(Re)traduire l’Ulysse de James Joyce. Etude comparée des deux traductions françaises et de leur genèse

par Flavie Epie

Projet de thèse en Etudes anglophones

Sous la direction de Pascale Sardin-damestoy.

Thèses en préparation à Bordeaux 3 , dans le cadre de Montaigne-Humanités , en partenariat avec Cultures et Littératures des Mondes Anglophones (equipe de recherche) depuis le 10-07-2017 .


  • Résumé

    L’Ulysse de Joyce a été traduit deux fois en français : la première traduction parut en 1929, dans le sillage de la publication de l’œuvre originale à Paris en 1922, la seconde en 2004, pour le centenaire de Bloomsday. Cette thèse s’intéresse à la comparaison de ces deux versions françaises du texte, issues toutes deux d’un travail collectif, dans leur intégralité et telles qu’elles existent dans leur version éditée, mais s’intéresse aussi de manière plus profonde au travail des traducteurs à travers l’étude et l’analyse de leurs archives. Elle se concentre sur les rapports des traductions à l’original, sur les relations que les textes publiés entretiennent avec leurs versions antérieures et leur contexte propre, ainsi que sur tous les choix et tensions qui résultent du phénomène traductif, à commencer par ceux qu’induit le passage de l’anglo-irlandais vers le français d’une œuvre littéraire aussi dense que l’Ulysse de Joyce. À partir de l’étude des dossiers génétiques et des variantes qu’ils recèlent, cette étude montre comment chaque groupe de traducteurs a travaillé les potentialités du texte joycien et expérimenté avec elles en fonction de l’horizon traductif qui était le sien, c’est-à-dire à un moment particulier de l’histoire de la langue française, de la réception de l’œuvre de Joyce, et de la conception de la traduction en tant que telle.

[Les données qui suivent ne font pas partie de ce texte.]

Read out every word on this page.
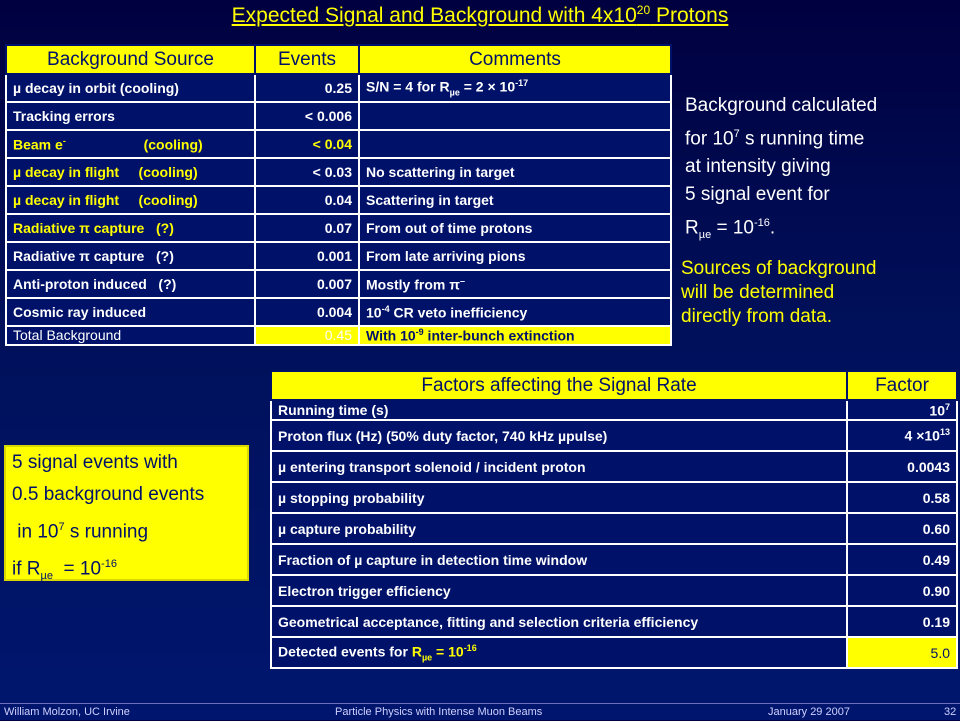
Expected Signal and Background with $4x10^{20}$ Protons
Background Source	Events	Comments
µ decay in orbit (cooling)	0.25	S/N = 4 for $R_{\mu e} = 2 \times 10^{-17}$
Tracking errors	< 0.006	
Beam e-                    (cooling)	< 0.04	
µ decay in flight     (cooling)	< 0.03	No scattering in target
µ decay in flight     (cooling)	0.04	Scattering in target
Radiative π capture   (?)	0.07	From out of time protons
Radiative π capture   (?)	0.001	From late arriving pions
Anti-proton induced   (?)	0.007	Mostly from π–
Cosmic ray induced	0.004	$10^{-4}$ CR veto inefficiency
Total Background	0.45	With $10^{-9}$ inter-bunch extinction
Background calculated
for $10^7$ s running time
at intensity giving
5 signal event for
$R_{\mu e} = 10^{-16}$.
Sources of background
will be determined
directly from data.
5 signal events with
0.5 background events
in $10^7$ s running
if $R_{\mu e} = 10^{-16}$
Factors affecting the Signal Rate	Factor
Running time (s)	$10^7$
Proton flux (Hz) (50% duty factor, 740 kHz µpulse)	$4 \times 10^{13}$
µ entering transport solenoid / incident proton	0.0043
µ stopping probability	0.58
µ capture probability	0.60
Fraction of µ capture in detection time window	0.49
Electron trigger efficiency	0.90
Geometrical acceptance, fitting and selection criteria efficiency	0.19
Detected events for $R_{\mu e} = 10^{-16}$	5.0
William Molzon, UC Irvine	Particle Physics with Intense Muon Beams	January 29 2007	32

Il s’agit en outre, à travers l’analyse génétique, de rendre le travail des traducteurs à sa créativité dans le but de tendre vers la « critique productive » qu’Antoine Berman appelait de ses vœux, en ouvrant une fenêtre sur le traduire et en tentant de s’affranchir de la nécessaire servitude du texte traduit à son original, rendant ainsi l’activité traductive comme le texte d’Ulysse à l’« in-fini » (Tiphaine Samoyault) qui les caractérise tous deux.

  • Titre traduit

    (Re)translating James Joyce’s Ulysses: a comparative study of the two French translations and of their geneses


  • Résumé

    Joyce’s Ulysses has been translated twice into French: the first translation came out in 1929, following the publication of the original work in Paris in 1922, and the second one was published in 2004 to celebrate the 100th anniversary of Bloomsday. This PhD thesis focuses on a comparison of these two French versions, which are both the result of collective work, in their entirety and in their published versions, but also focuses on the translators’ work through the study and analysis of their drafts. It addresses the relations between the translations and their original, as well as the relations between the published texts, their previous versions and the contexts in which they were produced, together with all the choices and tensions resulting from the translating process—starting with those implied by the translation from Hiberno-English into French of a literary work as dense as Joyce’s Ulysses. Based on the study of the genetic files and of the many variants they feature, this study shows how each group of translators worked on the potentialities contained within the Joycean text and how they experimented with them according to their own translating contexts, i.e. specific times in the history of the French language and of the reception of Joyce’s work, as well as in the conception of translation as such. Through the genetic approach, the end is to underline the creativity of the translators’ work, aiming at bringing forth the “productive criticism” Antoine Berman wished for, while providing an outlook on the translating processes and attempting to escape the inevitable subjection of the translated text to its original, thus bringing the translating operation—as well as the text of Ulysses—back to the “un-finished” state (Tiphaine Samoyault) that characterizes them both.